To support this observation, Clotfelter uses an illustration that shows how museum attendance depends on the overall income and education of its visitors. This would otherwise support “Occupy Museums’” idea of a division initiated by the museums, except that Clotfelder’s table includes art galleries as well. Art galleries, as we know, are free of admission. Shouldn’t more people be visiting these then? Not if people think that galleries are elitist too. oops…is Noah Fischer an elitist?
Then Charles Clotfelter states something that actually points out what “Occupy museums” is really about:
“More often, the elitist-populist issue manifests itself in ways less obviously class-oriented, such as the forms of art that should be supported (e.g., the “fine arts” vs. folk art), the kinds of institutions that should be supported (established vs. “emerging”), and the regions where support should go (the urbanized Northeast vs. the hinterlands).”

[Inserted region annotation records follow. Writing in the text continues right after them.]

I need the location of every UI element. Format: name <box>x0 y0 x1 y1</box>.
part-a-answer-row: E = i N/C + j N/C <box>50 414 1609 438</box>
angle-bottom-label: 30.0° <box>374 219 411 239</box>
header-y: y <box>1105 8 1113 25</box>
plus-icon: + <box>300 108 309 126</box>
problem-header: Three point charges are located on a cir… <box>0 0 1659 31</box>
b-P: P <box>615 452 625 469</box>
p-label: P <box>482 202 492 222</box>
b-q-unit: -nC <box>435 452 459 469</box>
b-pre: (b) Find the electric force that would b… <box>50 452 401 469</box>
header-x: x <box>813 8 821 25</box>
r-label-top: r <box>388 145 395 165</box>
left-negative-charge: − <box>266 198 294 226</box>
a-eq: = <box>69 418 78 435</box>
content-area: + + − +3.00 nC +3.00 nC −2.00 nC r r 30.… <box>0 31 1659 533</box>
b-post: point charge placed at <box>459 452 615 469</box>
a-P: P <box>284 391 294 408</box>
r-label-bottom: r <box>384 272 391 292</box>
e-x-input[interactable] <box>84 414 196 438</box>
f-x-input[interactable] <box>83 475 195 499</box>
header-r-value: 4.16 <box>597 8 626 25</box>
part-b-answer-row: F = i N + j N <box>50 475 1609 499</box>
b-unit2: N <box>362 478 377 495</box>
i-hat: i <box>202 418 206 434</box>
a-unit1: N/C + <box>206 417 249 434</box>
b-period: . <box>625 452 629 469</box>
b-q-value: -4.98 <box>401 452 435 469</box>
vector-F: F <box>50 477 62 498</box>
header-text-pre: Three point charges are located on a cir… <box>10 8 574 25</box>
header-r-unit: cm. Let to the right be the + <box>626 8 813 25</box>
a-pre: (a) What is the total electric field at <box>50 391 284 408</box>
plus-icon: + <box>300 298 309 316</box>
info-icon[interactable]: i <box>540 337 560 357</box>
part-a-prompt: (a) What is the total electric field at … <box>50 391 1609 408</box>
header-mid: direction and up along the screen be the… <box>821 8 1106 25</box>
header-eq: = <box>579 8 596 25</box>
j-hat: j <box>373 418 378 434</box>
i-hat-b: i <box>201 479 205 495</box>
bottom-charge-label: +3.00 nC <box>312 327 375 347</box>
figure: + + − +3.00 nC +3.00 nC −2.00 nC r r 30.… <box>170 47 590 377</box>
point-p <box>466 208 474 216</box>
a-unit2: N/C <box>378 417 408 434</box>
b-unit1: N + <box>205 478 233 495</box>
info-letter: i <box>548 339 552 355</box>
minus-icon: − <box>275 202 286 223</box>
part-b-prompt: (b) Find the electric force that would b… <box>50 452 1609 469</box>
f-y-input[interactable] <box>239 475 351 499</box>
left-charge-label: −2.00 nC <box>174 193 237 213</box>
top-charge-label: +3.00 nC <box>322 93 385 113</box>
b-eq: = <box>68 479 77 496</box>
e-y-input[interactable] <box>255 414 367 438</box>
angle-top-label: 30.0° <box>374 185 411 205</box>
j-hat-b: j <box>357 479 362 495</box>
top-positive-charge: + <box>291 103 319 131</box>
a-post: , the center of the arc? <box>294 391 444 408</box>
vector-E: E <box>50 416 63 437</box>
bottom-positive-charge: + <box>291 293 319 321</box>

If you re-read Paddy Johnson’s tumblr post again and if you take into account which art or art venues are being written about positively on Art Fag City, you will realize that “Occupy Museums” wants a shift in what art is shown and how it is shown. That demand is a symptom of a deeply insular debate where art world insiders want to tell you what is good for you and what you should be seeing in a museum if they could make that decision. This is a case of self-promotion and self-interest and not criticism or protest. What Johnson and Fischer suggest is not the beginning of a fruitful debate, but hypocrisy (of course there is lots of room for art museums to improve…most of us could have done without a Tim Burton show or think back to the 1988 protests by ACT-UP against a MOMA exhibition which is an effective way of going against wrong decisions on behalf of MOMA).
I have to agree with Karen Archey’s article on artinfo and I repeat her idea: “Rather than targeting museums, it seems more pertinent to take action through creation of art reacting to its market catering to rich and elite–or maybe even occupying super rich galleries and art fairs. How about the notably evil David Zwirner, anyone?”
I want to return to Paddy Johnson’s tumblr entry one more time where it says that: “For the past decade and more, artists and art lovers have been the victims of the intense commercialization and co-optation or art.” True and you, Art Fag City, contributed to this commercialization. How so you wonder? What about as a first step you stop writing about Bravo’s “Work of Art?”